The system leverages state-of-the-art retrieval and generation
techniques to provide accurate responses to user queries based on a structured
dataset of ETH Zurich news articles.
Project Goals
The primary objective is to develop an end-to-end multilingual RAG pipeline
capable of efficiently retrieving and synthesizing relevant answers from news
documents. The system is structured into three main phases:
Data Preparation – Extract, clean, and structure news articles from HTML
files while enriching metadata to support retrieval.
Building the RAG System – Implement multiple retrieval strategies,
including BM25, dense embedding search, GraphRAG, and hybrid approaches.
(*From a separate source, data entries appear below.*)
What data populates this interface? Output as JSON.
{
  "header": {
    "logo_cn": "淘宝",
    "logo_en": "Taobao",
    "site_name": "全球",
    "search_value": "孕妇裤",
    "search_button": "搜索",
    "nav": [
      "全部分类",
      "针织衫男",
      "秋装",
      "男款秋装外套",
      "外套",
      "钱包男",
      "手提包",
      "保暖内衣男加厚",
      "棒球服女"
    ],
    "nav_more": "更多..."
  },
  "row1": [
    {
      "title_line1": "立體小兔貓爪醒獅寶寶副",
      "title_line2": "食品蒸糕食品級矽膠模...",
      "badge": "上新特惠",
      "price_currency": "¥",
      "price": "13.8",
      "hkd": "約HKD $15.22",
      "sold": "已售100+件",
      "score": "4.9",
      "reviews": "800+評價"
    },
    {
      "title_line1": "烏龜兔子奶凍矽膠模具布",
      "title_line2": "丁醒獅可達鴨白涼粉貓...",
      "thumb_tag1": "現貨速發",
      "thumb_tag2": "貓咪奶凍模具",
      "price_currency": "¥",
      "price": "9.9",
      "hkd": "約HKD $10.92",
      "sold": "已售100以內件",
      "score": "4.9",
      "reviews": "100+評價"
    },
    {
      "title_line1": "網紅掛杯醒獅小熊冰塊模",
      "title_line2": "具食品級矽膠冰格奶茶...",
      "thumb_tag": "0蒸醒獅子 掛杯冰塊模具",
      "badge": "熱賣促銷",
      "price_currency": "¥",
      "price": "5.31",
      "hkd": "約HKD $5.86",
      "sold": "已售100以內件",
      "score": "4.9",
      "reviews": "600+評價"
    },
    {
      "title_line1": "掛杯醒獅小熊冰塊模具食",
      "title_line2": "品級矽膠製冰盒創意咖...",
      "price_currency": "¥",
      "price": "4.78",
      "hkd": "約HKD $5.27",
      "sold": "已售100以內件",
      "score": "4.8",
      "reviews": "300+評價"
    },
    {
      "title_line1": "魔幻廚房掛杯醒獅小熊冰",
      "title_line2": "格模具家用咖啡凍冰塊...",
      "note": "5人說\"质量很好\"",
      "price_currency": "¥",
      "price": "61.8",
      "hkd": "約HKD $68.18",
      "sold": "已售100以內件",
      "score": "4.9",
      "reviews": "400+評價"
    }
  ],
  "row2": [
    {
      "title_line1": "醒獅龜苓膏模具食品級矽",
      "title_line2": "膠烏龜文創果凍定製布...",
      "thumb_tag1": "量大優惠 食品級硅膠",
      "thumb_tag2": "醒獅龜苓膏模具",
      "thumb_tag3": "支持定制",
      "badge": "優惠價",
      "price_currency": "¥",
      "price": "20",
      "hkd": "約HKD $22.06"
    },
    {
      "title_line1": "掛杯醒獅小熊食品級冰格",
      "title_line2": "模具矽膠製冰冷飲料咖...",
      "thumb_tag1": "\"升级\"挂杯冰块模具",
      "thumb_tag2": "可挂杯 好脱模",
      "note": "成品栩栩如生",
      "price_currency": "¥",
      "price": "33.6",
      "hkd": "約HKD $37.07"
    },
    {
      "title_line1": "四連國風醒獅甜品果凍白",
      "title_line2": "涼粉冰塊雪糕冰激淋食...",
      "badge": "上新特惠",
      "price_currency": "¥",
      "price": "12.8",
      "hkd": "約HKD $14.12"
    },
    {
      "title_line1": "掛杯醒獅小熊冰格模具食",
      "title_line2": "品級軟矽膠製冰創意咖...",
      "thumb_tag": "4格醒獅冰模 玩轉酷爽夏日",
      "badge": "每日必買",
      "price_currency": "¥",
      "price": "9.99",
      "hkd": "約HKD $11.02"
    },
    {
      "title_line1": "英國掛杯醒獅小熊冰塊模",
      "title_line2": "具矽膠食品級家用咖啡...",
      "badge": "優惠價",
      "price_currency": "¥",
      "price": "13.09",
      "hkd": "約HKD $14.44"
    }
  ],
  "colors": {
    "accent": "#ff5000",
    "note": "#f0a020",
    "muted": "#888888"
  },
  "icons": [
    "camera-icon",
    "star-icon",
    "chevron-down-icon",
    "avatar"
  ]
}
Enhance response quality through advanced post-retrieval techniques like
re-ranking.
Evaluation – Assess answer accuracy using automated metrics (e.g.,
semantic F1 score, BLEU, ROUGE) and human evaluation (relevance,
correctness, clarity).
Deliverables
Participants will submit:
Codebase – A well-documented implementation (preferably in Python).
Evaluation Report – A comprehensive analysis of retrieval and generation
performance.
This project provides an opportunity to explore the latest advancements in
retrieval-based NLP, contributing to the development of trustworthy,
efficient, and scalable AI-driven Q&A systems.